Dolayısıyla her halükârda insanın bir eğitim veya terbiye süzgecinden geçmesi gerekmektedir ki sorumluluğunu hatırlayarak insanileşebilsin. İnsanlığın gelişim sürecinde ortaya çıkardığı medeniyet anlayışı tamamen bilimsel bir temele dayanırken insanı da diğer nesneler gibi düşünmüştür. Son üç yüz yıl içerisinde akla olan güveni ön plana çıkaran Batı düşüncesi sosyolojik bakış açısını kalkınmanın temeline yerleştirmişken kapitalist ekonomik anlayışın da sonucu olarak son yüzyıl içerisinde bunalıma düşen insanı göz önünde bulundurmaya başlamıştır. Çareyi psikoloji biliminde arayan Batı medeniyeti toplumsal kalkınma modelleri yerine bireysel dünyaya kapı aralamıştır. Artık sadece kendisi için çalışan ve kendisinden başkasını düşünmeyen “ben” egoizmi üzerine inşa ettiği, bireyselleşen ve bencilleşen bir insan ortaya çıkmıştır.

Son iki yüz yıl içerisinde batılılaşma gayretlerimizle beraber Batılı gibi olma düşüncemiz, temele bilimi alan ve pragmatist(faydacı) bir felsefe ile yoluna devam eden eğitim sistemimiz nicelik olarak gelişme gösterirken nitelik itibariyle her gün biraz daha fazla kan kaybetmektedir.
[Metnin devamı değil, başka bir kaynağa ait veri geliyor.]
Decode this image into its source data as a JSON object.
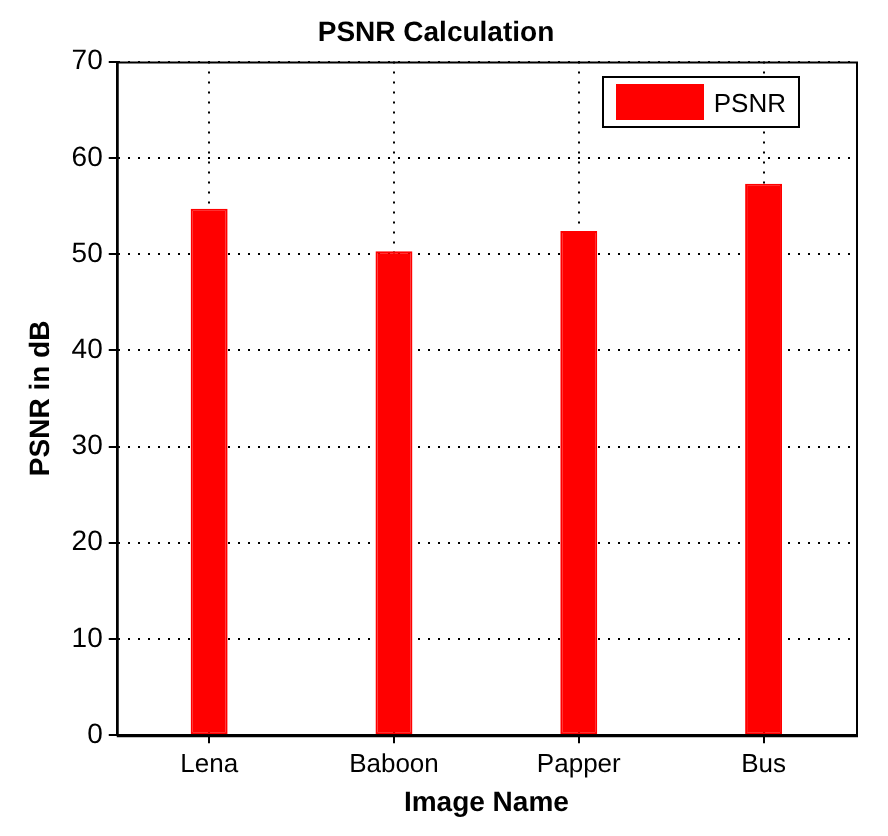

Yıllarca insanı sadece biyolojik ve ekonomik bir varlık olarak kabul eden düşünceler insanın, somato-psikospiritüel yani maddi biyolojik ve psikolojik aynı zamanda manevi yani ruhsal bir varlık olduğunu unutmuş görünmektedirler.

Bizim dünyamızda insan, yeryüzünün halifesi olarak ve “eşref-i mahluk” yani yaratılanların en şereflisi aynı zamanda “alemin özü” olarak kabul edilmiştir. Bu kabul bilimin nesnel tekçi anlayışı ile felsefenin düalist ikici anlayışını aşarak Yaradan’ı esas alarak yaratılanı yani madde ile manayı birleştirmiş tevhid anlayışına ulaşmıştır. Diğer taraftan insan fıtrat itibariyle tertemiz yaratılmıştır. Bu düşünce insanın günahkâr olarak dünyaya geldiğini kabul eden Batı düşüncesinden ayrılmaktadır. Ve inanç temelleri “oku” (96/1) hitabıyla başlarken, ?” Ona beyanı (düşünüp ifade etmeyi) öğretti” (55/4) şeklindeki ayetler semada başlayan ilk konuşma ile irfan ve kültür dünyasını kurmayı aynı zamanda verilen sözün sorumluluğuna varmayı amaç edinmiştir. Bir bakıma insan başıboş bırakılmamış, kendi sorumluluğunun farkında olarak onu Allah’a götürecek bir özgürlüğün tadına ulaştıracak olan ideali gerçekleştirecektir. Bunun yolu ise; nesneyi anlama ve açıklamanın yolu olan bilim, aklın insan için vazgeçilmez bir özellik olduğunu kabul eden felsefe ile aklın yanında ahlakın, vicdanın ve inancın bir arada varlık dünyasını okumada ve hayata aktarmada yeni bir dünya ve yeni bir medeniyet inşa etmede vazgeçilmez olduğunu anlamak ve kabul etmektir.